Posisi kedua sebagai alternatif penempatan dana Perbankan adalah surat berharga. Perbankan
banyak menempatkan dananya pada instrumen keuangan (financial instrument) yang diemisi oleh
pemerintah. Kemungkinan ini sebagai strategi Perbankan untuk tetap menjaga likuiditas dan secara
bersamaan ada potensi untuk memperoleh imbal hasil yang cukup. Hal ini sebagai penopang
finansial sebelum dana tersebut dilemparkan dalam bentuk kredit.
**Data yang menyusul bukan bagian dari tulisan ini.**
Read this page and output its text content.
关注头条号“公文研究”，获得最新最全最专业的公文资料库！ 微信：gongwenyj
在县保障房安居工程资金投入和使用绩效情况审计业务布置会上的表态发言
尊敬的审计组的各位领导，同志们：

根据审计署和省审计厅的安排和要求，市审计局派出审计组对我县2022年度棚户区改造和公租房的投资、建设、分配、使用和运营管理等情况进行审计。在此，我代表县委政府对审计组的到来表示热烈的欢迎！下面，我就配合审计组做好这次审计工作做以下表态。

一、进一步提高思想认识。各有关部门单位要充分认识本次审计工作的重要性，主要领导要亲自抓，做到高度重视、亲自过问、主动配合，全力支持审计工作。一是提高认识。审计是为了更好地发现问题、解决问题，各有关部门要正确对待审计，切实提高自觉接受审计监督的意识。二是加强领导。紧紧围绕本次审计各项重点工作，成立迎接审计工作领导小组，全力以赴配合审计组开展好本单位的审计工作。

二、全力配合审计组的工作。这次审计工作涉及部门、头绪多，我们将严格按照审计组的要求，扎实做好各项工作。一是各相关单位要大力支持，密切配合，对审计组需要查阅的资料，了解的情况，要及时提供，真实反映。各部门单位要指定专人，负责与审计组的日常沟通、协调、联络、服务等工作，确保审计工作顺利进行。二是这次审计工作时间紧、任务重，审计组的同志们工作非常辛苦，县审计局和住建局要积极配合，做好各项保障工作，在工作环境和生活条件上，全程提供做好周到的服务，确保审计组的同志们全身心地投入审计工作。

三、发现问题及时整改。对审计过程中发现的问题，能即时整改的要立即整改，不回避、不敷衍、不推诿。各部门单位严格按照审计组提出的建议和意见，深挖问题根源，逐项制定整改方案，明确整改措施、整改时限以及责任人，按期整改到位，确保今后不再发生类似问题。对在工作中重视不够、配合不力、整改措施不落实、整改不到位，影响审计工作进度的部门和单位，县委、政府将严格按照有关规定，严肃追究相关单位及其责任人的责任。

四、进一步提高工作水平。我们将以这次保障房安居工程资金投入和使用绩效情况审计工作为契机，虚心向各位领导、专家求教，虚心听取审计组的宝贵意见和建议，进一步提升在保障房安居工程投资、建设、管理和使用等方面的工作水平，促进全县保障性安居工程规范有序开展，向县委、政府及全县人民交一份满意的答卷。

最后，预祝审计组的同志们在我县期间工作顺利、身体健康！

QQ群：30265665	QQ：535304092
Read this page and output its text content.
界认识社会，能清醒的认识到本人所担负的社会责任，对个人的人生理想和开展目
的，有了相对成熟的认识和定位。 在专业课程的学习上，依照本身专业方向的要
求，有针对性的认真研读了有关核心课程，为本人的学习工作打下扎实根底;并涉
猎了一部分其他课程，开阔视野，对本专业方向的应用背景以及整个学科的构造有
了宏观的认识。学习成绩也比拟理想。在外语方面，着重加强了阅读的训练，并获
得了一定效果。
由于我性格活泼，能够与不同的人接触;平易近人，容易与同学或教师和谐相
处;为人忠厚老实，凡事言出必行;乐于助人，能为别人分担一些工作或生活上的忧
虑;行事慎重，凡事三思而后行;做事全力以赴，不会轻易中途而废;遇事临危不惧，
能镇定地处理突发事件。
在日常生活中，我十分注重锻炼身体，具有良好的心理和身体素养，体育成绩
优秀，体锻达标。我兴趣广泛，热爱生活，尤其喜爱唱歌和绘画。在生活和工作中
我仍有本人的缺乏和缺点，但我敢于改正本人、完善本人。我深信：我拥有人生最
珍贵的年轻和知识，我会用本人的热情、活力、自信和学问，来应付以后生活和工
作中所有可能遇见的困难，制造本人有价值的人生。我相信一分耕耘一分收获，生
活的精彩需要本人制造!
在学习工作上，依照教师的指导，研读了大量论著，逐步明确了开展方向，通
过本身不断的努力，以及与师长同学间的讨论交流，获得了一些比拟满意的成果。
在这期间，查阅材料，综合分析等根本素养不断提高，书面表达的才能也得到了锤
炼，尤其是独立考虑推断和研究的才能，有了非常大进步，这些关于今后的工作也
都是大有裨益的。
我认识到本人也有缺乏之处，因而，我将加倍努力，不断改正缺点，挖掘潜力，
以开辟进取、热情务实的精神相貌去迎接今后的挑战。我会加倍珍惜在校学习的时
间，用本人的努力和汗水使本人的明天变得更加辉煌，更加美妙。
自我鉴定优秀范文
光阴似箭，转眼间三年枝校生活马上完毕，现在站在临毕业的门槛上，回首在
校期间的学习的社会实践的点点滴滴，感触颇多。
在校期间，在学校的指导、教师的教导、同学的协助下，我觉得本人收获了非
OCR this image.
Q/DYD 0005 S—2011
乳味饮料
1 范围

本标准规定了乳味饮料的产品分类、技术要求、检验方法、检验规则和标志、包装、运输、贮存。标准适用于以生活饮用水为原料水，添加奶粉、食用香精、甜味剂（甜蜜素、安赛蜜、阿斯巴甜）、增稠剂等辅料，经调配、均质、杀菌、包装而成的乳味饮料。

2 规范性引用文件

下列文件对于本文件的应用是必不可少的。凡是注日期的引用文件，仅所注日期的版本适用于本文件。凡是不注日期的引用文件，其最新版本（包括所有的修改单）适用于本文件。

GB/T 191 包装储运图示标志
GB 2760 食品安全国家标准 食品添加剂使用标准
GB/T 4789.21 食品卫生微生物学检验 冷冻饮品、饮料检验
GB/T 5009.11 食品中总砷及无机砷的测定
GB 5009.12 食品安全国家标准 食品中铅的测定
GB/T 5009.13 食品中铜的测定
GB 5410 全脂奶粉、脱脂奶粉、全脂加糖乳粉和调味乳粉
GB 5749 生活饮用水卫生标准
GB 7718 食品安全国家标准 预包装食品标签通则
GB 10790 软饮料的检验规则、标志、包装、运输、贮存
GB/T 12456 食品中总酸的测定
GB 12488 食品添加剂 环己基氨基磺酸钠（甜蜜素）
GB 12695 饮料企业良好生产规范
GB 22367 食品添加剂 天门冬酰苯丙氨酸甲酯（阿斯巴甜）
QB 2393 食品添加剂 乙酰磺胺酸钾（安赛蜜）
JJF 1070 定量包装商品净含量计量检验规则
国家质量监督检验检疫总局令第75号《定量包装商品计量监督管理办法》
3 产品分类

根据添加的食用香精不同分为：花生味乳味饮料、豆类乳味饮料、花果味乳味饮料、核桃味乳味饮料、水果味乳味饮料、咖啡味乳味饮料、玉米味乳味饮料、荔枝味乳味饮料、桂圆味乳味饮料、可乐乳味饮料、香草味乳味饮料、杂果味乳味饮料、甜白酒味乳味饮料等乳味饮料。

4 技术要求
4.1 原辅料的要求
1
Sekali lagi yang menjadi masalah, bukanlah alternatif atas penempatan dana atau investasi yang
dilakukan. Namun yang perlu diperhatikan adalah prioritas dan jumlah atas penempatan dana
tersebut. Maksudnya, prioritas yang utama bagi Perbankan adalah penempatan dana dalam bentuk
kredit dalam jumlah (saat ideal) mesti mengalami peningkatan.
Kinerja Pasar Modal
Beberapa indikator untuk menilai kinerja pasar modal, tampak dalam gambar berikut:
IHSG
5297
Kapitalisasi Pasar
5753613
Jumlah Emiten
537
PER
16,05
Sumber: Diolah dari Statistik Sistem Keuangan Indonesia
Bulan Pebruari 2017, Bank Indonesia
Di Bursa Efek Indonesia, saat ini memilki emiten berjumlah 537 perusahaan dengan kapitalisasi pasar
sebesar Rp. 5.7 Triliyun lebih. IHSG pada bulan Desember 2016 pada titik 5.297 dengan tingkat Price
Earning Ratio (PER) sebesar 16.05x. Jumlah emiten memang perlu selalu ditingkatkan, dengan
memberikan insentif berupa deregulasi peraturan yang memungkinkan perusahaan kecil dan
menengah untuk bisa mengakses sumber permodalan melalui pasar modal. Tentunya peningkatan
jumlah emiten ini perlu pula disertai dengan peningkatan jumlah investor dipasar modal, khususnya
investor individual atau investor ritel.
Dengan meningkatkan jumlah emiten dan jumlah investor, diharapkan pasar modal semakin
kredibel. Dalam arti tidak mudah bagi kelompok investor melakukan gerakan price maker dengan
perbuatan tertentu. Emiten dan investor yang meningkatkan akan meningkatkan kapitalisasi pasar
modal, sehingga tidak mudah atau menutup peluang price maker oleh investor tertentu. Untuk itu,
deregulasi bagi emiten baru serta peningkatkan perlindungan bagi investor kecil mutlak diperlukan,
dan tidak kalah penting adalah memberikan literasi keuangan yang cukup bagi masyarakat.
Saat melihat nilai PER sesungguhnya kita melihat kepantasan dari harga suatu saham. Dengan PER
16x itu bermakna bahwa saham tersebut dijual dengan harga 16x lebih besar daripada keuntungan
per lembar saham/earning per share (EPS). Karena data dalam Statistik Sistem Keuangan tersebut
adalah data umum atau rata-rata, maka pemaknaan dari PER tersebut adalah secara rata-rata, harga
saham pada bulan Desember 2016 ditransaksikan dengan harga 16.05x lebih besar daripada EPSnya. Nilai EPS yang kecil merupakan insentif bagi investor untuk masuk ke pasar modal. Namun
dalam analisa investasi tentunya tidak bisa dilakukan generalisasi terkait dengan nilai PER. Melihat
PER masing-masing saham menjadi penting.
Daftar Pustaka
Bank Indonesia, Statistik Sistem Keuangan Indonesia, Bulanan, Pebruari 2017, diakses di
www.bi.go.id pada tanggal 8 Maret 2017.